今月はとても落ち着いていて、結構休養が取れました。
ブログの回数が多いのはそのためです。

今日は数か月前に担当した患者さんのお話しです。
患者さんは40代のがん末期の方でした。
初回訪問の時はまだ比較的お元気な状態で、それまでの治療歴や家族の事などを沢山お話しされていました。

担当して1か月が過ぎ、徐々に病状が悪化していきます。
ある日の訪問でご本人とご家族が深刻な表情で私を待っていました。
何事かと思い話を聞き始めると、ご本人がコンサートに行くと希望し、ご家族は大反対していました。

ご本人は絶対に行くと強い意思で、家族を説得して欲しいと希望。
ご家族は絶対に行かせたくないと、本人を説得して欲しいと希望。
当然私は両者の気持ちが分かりますから、板挟み状態です。

ご本人は今行かなければ、次のコンサートは行けないことを覚悟の上での希望でした。
この数か月前にも同じアーティストのコンサートを予約していたそうなのですが、コロナでコンサート自体がキャンセルになったそうです。
会場は大阪で、現地で待ち合わせの親友と2人で参加するから、何かあっても大丈夫と1点張りです。

ご家族は行かせてあげたい気持ちはあるけど、移動も含めて何かあれば大変だし何よりも貴重な体力を消耗するのではと心配されています。

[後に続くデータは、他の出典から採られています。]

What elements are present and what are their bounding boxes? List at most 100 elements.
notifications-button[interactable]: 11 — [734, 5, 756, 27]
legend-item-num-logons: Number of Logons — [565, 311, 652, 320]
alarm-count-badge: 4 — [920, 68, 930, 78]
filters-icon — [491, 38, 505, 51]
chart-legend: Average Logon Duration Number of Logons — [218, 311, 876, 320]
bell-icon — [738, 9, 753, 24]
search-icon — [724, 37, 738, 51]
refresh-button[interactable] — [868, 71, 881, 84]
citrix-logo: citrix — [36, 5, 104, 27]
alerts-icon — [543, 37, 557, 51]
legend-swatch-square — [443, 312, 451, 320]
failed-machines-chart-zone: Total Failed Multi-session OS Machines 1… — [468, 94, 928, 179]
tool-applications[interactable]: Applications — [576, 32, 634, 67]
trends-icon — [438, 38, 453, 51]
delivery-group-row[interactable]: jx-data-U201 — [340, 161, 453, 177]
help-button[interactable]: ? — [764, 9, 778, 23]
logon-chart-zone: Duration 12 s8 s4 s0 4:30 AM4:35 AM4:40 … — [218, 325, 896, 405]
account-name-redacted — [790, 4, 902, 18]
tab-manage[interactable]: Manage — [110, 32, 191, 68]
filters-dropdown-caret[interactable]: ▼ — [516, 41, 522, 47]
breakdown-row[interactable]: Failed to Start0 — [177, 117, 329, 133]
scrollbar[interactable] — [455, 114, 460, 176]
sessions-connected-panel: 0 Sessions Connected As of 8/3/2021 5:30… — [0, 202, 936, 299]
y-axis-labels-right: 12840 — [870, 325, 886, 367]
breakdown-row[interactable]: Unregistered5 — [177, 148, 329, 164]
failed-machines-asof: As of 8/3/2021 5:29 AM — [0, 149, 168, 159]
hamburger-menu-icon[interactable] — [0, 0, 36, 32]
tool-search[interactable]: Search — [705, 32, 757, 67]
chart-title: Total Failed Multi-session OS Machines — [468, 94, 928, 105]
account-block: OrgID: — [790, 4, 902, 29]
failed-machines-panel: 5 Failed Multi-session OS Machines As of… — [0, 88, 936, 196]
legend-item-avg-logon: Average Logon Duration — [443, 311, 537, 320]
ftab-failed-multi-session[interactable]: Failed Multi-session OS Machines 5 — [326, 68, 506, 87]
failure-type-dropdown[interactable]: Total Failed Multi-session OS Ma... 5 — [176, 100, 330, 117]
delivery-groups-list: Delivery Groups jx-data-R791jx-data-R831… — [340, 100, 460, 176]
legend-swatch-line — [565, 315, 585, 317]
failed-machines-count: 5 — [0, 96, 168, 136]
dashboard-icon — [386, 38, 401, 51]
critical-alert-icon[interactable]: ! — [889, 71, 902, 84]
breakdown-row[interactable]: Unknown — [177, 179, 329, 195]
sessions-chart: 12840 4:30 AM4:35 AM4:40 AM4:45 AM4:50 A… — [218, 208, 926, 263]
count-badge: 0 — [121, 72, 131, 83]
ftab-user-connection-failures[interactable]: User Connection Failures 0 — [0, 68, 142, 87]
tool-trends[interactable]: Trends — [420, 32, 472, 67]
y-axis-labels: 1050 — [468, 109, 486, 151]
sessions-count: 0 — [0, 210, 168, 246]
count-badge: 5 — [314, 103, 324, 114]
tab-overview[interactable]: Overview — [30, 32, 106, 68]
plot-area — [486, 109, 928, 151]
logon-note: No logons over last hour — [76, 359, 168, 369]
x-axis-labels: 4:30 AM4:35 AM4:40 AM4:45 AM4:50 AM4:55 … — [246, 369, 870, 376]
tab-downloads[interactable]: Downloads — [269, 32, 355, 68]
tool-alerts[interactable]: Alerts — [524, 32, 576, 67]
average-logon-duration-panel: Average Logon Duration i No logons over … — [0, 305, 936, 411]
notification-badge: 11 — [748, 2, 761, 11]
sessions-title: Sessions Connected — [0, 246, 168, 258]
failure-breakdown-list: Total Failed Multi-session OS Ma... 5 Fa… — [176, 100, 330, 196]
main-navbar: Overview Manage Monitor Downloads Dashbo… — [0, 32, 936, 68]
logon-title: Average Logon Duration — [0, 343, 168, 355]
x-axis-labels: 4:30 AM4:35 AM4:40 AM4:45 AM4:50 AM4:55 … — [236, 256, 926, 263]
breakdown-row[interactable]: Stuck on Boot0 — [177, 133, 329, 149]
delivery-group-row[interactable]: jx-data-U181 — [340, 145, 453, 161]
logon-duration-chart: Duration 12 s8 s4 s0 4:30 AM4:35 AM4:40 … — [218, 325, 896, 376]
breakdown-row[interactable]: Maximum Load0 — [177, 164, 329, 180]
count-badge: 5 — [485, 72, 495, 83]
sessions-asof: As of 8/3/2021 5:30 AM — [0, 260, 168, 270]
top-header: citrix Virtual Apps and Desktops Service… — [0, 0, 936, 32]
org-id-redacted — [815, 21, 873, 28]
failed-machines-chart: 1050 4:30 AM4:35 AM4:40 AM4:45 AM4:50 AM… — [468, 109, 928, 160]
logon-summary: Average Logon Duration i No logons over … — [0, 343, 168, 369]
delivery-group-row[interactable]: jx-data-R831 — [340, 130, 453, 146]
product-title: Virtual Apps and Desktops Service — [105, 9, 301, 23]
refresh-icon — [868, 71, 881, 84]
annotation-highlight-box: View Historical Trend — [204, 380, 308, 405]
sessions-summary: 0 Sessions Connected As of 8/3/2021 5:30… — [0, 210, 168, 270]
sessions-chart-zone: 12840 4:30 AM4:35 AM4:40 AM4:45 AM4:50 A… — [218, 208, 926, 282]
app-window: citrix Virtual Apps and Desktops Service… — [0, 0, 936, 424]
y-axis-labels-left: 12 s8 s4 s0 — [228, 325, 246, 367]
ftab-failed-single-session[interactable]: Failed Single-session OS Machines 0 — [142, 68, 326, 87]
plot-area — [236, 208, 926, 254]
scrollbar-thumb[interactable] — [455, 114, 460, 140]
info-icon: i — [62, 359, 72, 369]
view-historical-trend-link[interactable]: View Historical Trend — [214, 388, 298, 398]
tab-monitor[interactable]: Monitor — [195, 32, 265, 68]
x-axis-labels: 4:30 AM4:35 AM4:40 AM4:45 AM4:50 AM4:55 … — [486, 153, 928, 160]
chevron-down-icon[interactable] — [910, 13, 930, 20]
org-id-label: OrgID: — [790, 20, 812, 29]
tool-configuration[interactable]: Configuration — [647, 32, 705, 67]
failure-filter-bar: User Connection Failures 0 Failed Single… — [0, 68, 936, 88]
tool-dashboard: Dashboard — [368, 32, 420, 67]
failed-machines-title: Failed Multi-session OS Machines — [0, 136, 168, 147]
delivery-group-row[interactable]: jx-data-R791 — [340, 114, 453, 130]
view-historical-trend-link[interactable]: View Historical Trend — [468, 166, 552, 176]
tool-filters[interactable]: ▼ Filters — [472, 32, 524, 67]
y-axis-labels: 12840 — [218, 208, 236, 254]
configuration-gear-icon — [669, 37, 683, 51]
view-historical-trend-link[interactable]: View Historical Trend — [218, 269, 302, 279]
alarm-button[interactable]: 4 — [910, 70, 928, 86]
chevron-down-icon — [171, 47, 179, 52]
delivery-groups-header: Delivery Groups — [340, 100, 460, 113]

両者の鬼気迫る訴えの中で私は神妙な面持ちで聞いていましたが、私の頭の中はご本人の希望を叶えるにはどう家族に納得してもらうかの1点です。
幸いこの日までもご家族とは何度も顔を合わせていて、信頼関係は構築出来ていました。
そして両者に以下の条件を提示しました。

・移動は家族のクルマで移動し、本人は車内で休むこと
・大阪で何かあったら我々は自宅に行って帰りを待つので、とにかく和歌山まで帰ってくること
・一緒に参加する親友にも我々のサポート体制があることを伝えて了解を得ること

他にも細かい事を幾つかお願いしましたが、その後も話し合いを続けご家族には納得して頂けました。 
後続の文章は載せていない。